Friday, June 19, 2009

Iowa Supremes Interpret Equine Activity Statute

Baker v. Shields, no. 07-1102 (Iowa June 19, 2009).

Baker was employed as a farmhand and worked for the Shields, father and son. In the course of attempting to move cattle, Baker was thrown from a horse. The third time he attempted to ride the horse he sustained a serious leg fracture and sued the Shields, father and son.

The Shields filed for summary judgment based on the immunity provisions of Iowa Code section 673.2 which provides that the owner of a domesticated animal is not liable for injuries sustained by a participant in the activity because of the inherent risks of a domesticated animal activity.

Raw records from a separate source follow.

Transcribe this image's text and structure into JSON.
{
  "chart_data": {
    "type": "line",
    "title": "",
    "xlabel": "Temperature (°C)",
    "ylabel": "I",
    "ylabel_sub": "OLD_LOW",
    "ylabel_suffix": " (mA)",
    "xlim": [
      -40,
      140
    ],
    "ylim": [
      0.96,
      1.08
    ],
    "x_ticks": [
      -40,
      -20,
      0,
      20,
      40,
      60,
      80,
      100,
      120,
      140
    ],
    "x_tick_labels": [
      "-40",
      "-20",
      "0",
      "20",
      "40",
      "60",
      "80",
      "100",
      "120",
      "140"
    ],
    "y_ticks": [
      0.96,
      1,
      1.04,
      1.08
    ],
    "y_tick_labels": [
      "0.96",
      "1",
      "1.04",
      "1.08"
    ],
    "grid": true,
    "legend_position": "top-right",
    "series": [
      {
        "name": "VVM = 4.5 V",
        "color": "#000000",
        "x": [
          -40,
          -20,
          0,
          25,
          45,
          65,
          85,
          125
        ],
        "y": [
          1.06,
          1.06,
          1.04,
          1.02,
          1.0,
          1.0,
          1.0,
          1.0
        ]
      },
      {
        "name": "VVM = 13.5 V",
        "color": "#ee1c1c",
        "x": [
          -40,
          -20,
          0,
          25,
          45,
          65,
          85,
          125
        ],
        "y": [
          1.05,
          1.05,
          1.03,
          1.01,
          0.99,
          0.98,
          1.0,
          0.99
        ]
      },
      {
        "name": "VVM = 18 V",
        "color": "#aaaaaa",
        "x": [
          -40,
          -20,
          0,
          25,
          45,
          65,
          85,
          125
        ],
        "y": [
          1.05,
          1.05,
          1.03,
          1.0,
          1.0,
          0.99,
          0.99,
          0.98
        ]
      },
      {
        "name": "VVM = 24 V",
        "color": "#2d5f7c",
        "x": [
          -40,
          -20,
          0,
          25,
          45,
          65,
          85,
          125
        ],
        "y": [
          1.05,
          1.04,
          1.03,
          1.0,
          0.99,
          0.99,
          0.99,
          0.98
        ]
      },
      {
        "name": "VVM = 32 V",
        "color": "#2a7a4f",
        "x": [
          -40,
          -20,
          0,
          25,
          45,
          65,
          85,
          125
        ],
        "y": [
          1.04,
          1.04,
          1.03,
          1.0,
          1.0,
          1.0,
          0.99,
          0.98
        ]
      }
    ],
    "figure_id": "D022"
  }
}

Baker disagreed, arguing that chapter 673 does not apply to the use of horses in traditional farming activities. He also argued that because the Shields did not provide workmen's compensation insurance they were liable anyway under Iowa Code section 87.21.

The district court concluded that the Shields were protected by Iowa Code section 673.2 and that Baker could not rely on section 87.21 because 87.21 only applies to common law defenses, not statutorily created defenses.

The Supreme Court affirmed, noting that the 'manifest intent' of the legislature in enacting the state's equine activity statute was to provide a blanket immunity for a broad range of activities and that traditional farming was within the ambit of the statute.